For Cruickshank, the Straight’s local coverage is definitely something to watch. Impressed by the quality of the Straight’s investigative reporting, the Sun’s new top editor has been watching the weekly closely. He thinks the Straight does a fine job catering to a “more upscale urban audience,” just the readership the Sun is trying to attract. “For that reason, it’s important that we keep an eye on what they’re doing. Sure. And learn from them when they’ve got something to teach us.”

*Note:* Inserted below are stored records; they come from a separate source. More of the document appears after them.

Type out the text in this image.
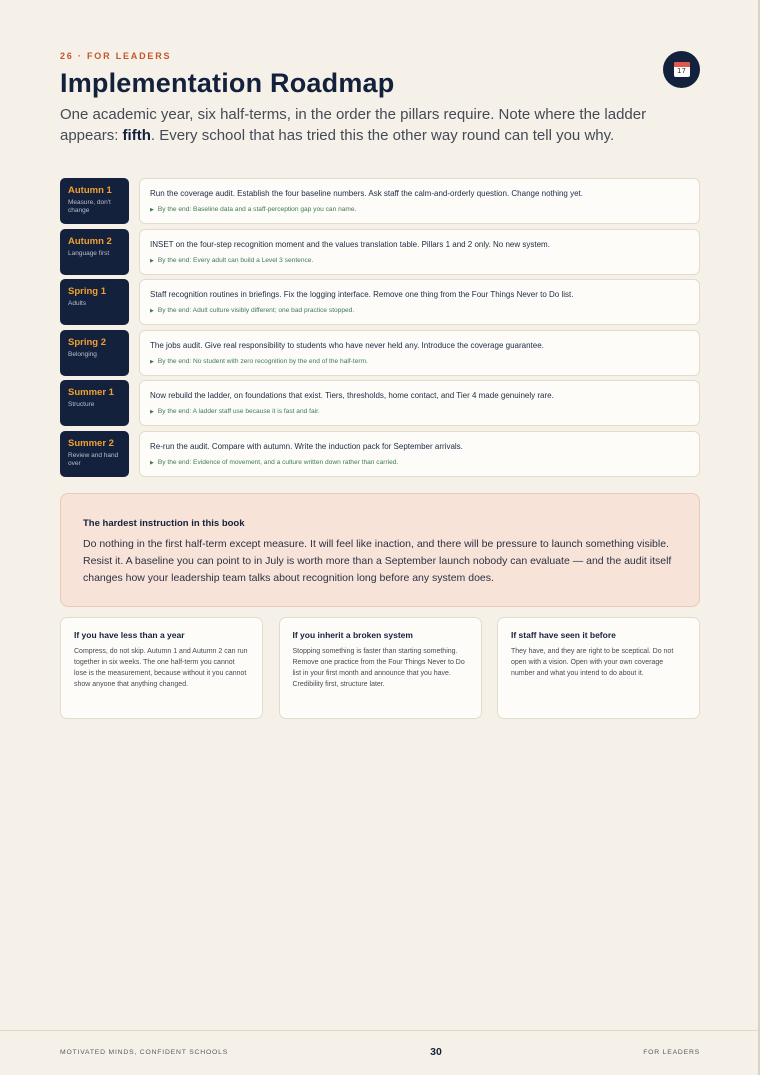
26 · FOR LEADERS
17
Implementation Roadmap

One academic year, six half-terms, in the order the pillars require. Note where the ladder appears: fifth. Every school that has tried this the other way round can tell you why.

Autumn 1
Measure, don't change
Run the coverage audit. Establish the four baseline numbers. Ask staff the calm-and-orderly question. Change nothing yet.
▶ By the end: Baseline data and a staff-perception gap you can name.
Autumn 2
Language first
INSET on the four-step recognition moment and the values translation table. Pillars 1 and 2 only. No new system.
▶ By the end: Every adult can build a Level 3 sentence.
Spring 1
Adults
Staff recognition routines in briefings. Fix the logging interface. Remove one thing from the Four Things Never to Do list.
▶ By the end: Adult culture visibly different; one bad practice stopped.
Spring 2
Belonging
The jobs audit. Give real responsibility to students who have never held any. Introduce the coverage guarantee.
▶ By the end: No student with zero recognition by the end of the half-term.
Summer 1
Structure
Now rebuild the ladder, on foundations that exist. Tiers, thresholds, home contact, and Tier 4 made genuinely rare.
▶ By the end: A ladder staff use because it is fast and fair.
Summer 2
Review and hand over
Re-run the audit. Compare with autumn. Write the induction pack for September arrivals.
▶ By the end: Evidence of movement, and a culture written down rather than carried.
The hardest instruction in this book
Do nothing in the first half-term except measure. It will feel like inaction, and there will be pressure to launch something visible. Resist it. A baseline you can point to in July is worth more than a September launch nobody can evaluate — and the audit itself changes how your leadership team talks about recognition long before any system does.
If you have less than a year
Compress, do not skip. Autumn 1 and Autumn 2 can run together in six weeks. The one half-term you cannot lose is the measurement, because without it you cannot show anyone that anything changed.
If you inherit a broken system
Stopping something is faster than starting something. Remove one practice from the Four Things Never to Do list in your first month and announce that you have. Credibility first, structure later.
If staff have seen it before
They have, and they are right to be sceptical. Do not open with a vision. Open with your own coverage number and what you intend to do about it.
MOTIVATED MINDS, CONFIDENT SCHOOLS	30	FOR LEADERS
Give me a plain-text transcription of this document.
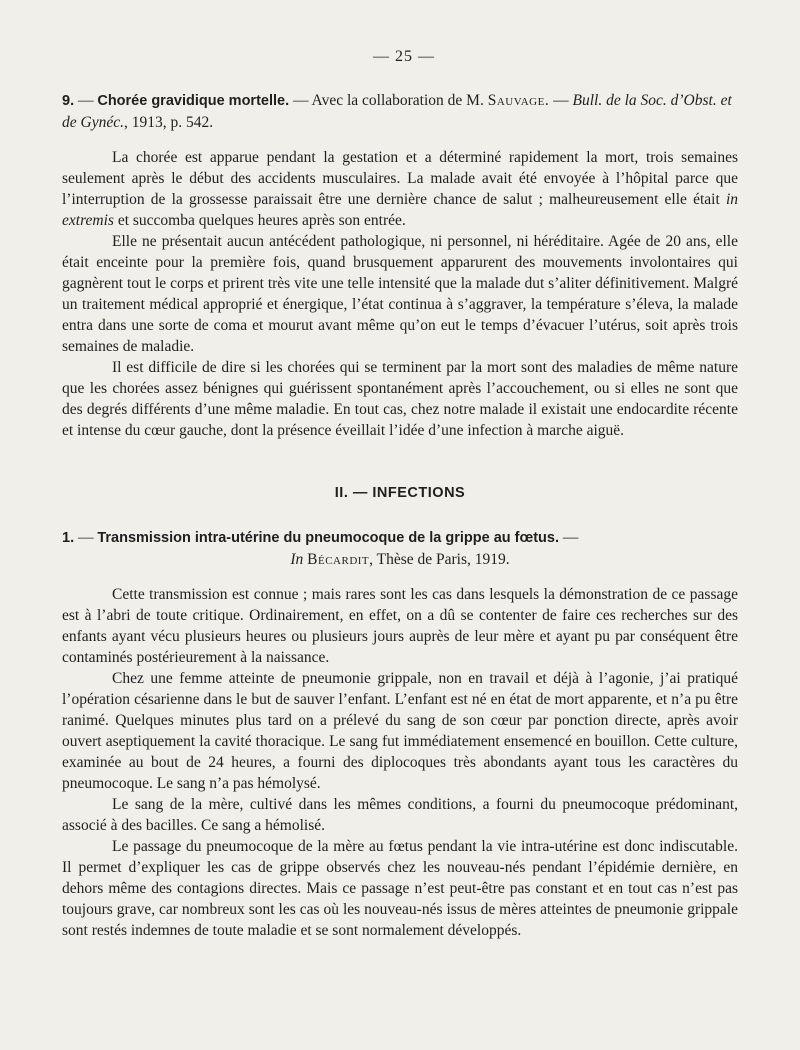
— 25 —
9. — Chorée gravidique mortelle. — Avec la collaboration de M. Sauvage. — Bull. de la Soc. d’Obst. et de Gynéc., 1913, p. 542.

La chorée est apparue pendant la gestation et a déterminé rapidement la mort, trois semaines seulement après le début des accidents musculaires. La malade avait été envoyée à l’hôpital parce que l’interruption de la grossesse paraissait être une dernière chance de salut ; malheureusement elle était in extremis et succomba quelques heures après son entrée.

Elle ne présentait aucun antécédent pathologique, ni personnel, ni héréditaire. Agée de 20 ans, elle était enceinte pour la première fois, quand brusquement apparurent des mouvements involontaires qui gagnèrent tout le corps et prirent très vite une telle intensité que la malade dut s’aliter définitivement. Malgré un traitement médical approprié et énergique, l’état continua à s’aggraver, la température s’éleva, la malade entra dans une sorte de coma et mourut avant même qu’on eut le temps d’évacuer l’utérus, soit après trois semaines de maladie.

Il est difficile de dire si les chorées qui se terminent par la mort sont des maladies de même nature que les chorées assez bénignes qui guérissent spontanément après l’accouchement, ou si elles ne sont que des degrés différents d’une même maladie. En tout cas, chez notre malade il existait une endocardite récente et intense du cœur gauche, dont la présence éveillait l’idée d’une infection à marche aiguë.

II. — INFECTIONS
1. — Transmission intra-utérine du pneumocoque de la grippe au fœtus. —
In Bécardit, Thèse de Paris, 1919.

Cette transmission est connue ; mais rares sont les cas dans lesquels la démonstration de ce passage est à l’abri de toute critique. Ordinairement, en effet, on a dû se contenter de faire ces recherches sur des enfants ayant vécu plusieurs heures ou plusieurs jours auprès de leur mère et ayant pu par conséquent être contaminés postérieurement à la naissance.

Chez une femme atteinte de pneumonie grippale, non en travail et déjà à l’agonie, j’ai pratiqué l’opération césarienne dans le but de sauver l’enfant. L’enfant est né en état de mort apparente, et n’a pu être ranimé. Quelques minutes plus tard on a prélevé du sang de son cœur par ponction directe, après avoir ouvert aseptiquement la cavité thoracique. Le sang fut immédiatement ensemencé en bouillon. Cette culture, examinée au bout de 24 heures, a fourni des diplocoques très abondants ayant tous les caractères du pneumocoque. Le sang n’a pas hémolysé.

Le sang de la mère, cultivé dans les mêmes conditions, a fourni du pneumocoque prédominant, associé à des bacilles. Ce sang a hémolisé.

Le passage du pneumocoque de la mère au fœtus pendant la vie intra-utérine est donc indiscutable. Il permet d’expliquer les cas de grippe observés chez les nouveau-nés pendant l’épidémie dernière, en dehors même des contagions directes. Mais ce passage n’est peut-être pas constant et en tout cas n’est pas toujours grave, car nombreux sont les cas où les nouveau-nés issus de mères atteintes de pneumonie grippale sont restés indemnes de toute maladie et se sont normalement développés.
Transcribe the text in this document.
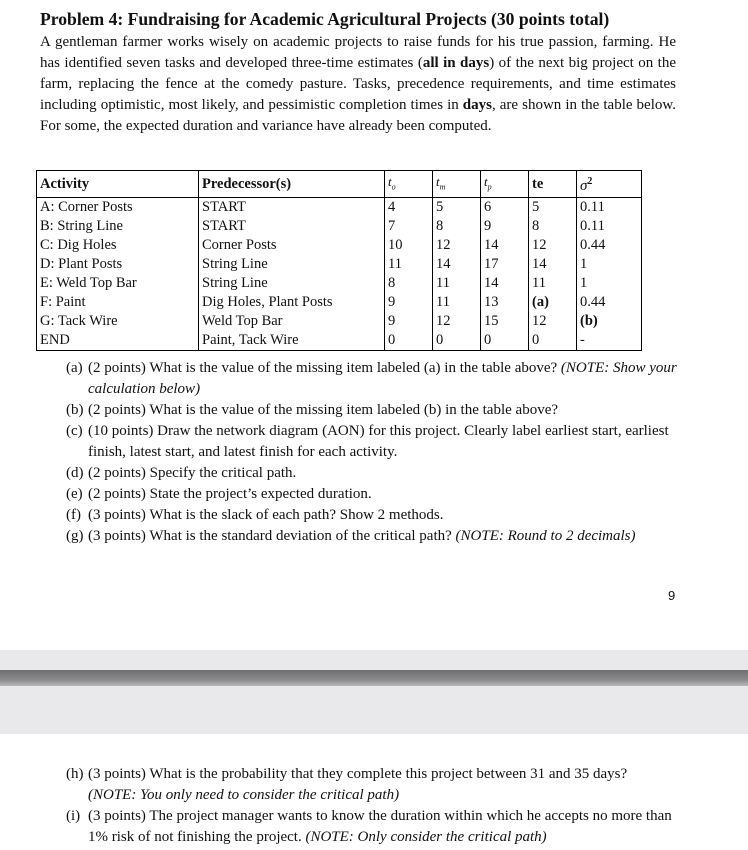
Problem 4: Fundraising for Academic Agricultural Projects (30 points total)

A gentleman farmer works wisely on academic projects to raise funds for his true passion, farming. He has identified seven tasks and developed three-time estimates (all in days) of the next big project on the farm, replacing the fence at the comedy pasture. Tasks, precedence requirements, and time estimates including optimistic, most likely, and pessimistic completion times in days, are shown in the table below. For some, the expected duration and variance have already been computed.

Activity	Predecessor(s)	$t_o$	$t_m$	$t_p$	te	$\sigma^2$
A: Corner Posts	START	4	5	6	5	0.11
B: String Line	START	7	8	9	8	0.11
C: Dig Holes	Corner Posts	10	12	14	12	0.44
D: Plant Posts	String Line	11	14	17	14	1
E: Weld Top Bar	String Line	8	11	14	11	1
F: Paint	Dig Holes, Plant Posts	9	11	13	(a)	0.44
G: Tack Wire	Weld Top Bar	9	12	15	12	(b)
END	Paint, Tack Wire	0	0	0	0	-
(a) (2 points) What is the value of the missing item labeled (a) in the table above? (NOTE: Show your calculation below)
(b) (2 points) What is the value of the missing item labeled (b) in the table above?
(c) (10 points) Draw the network diagram (AON) for this project. Clearly label earliest start, earliest finish, latest start, and latest finish for each activity.
(d) (2 points) Specify the critical path.
(e) (2 points) State the project’s expected duration.
(f) (3 points) What is the slack of each path? Show 2 methods.
(g) (3 points) What is the standard deviation of the critical path? (NOTE: Round to 2 decimals)
9
(h) (3 points) What is the probability that they complete this project between 31 and 35 days? (NOTE: You only need to consider the critical path)
(i) (3 points) The project manager wants to know the duration within which he accepts no more than 1% risk of not finishing the project. (NOTE: Only consider the critical path)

Campbell has his own glassed-in office now, although he preferred the old place, where he shared two rooms with the entire editorial staff. “He’s a very reluctant executive,” says Pauls. He would sooner wear his Cat-in-the-Hat shirt to the office than a suit and tie. “I don’t like the boss thing,” he confesses, although he’s getting pushed in more serious directions now that the paper is growing. “I think it’s good that an independent paper nips at the ass of the dailies,” says Campbell.
“Competition is a good thing. Because of the Straight, the Sun has been forced to get better, and in return the Straight will have to become better still.”
A good challenge is obviously something Campbell will relish. “I like working for an underdog,” he says, perhaps unaware of the irony. Under his editorship, The Georgia Straight is hardly the underdog it used to be.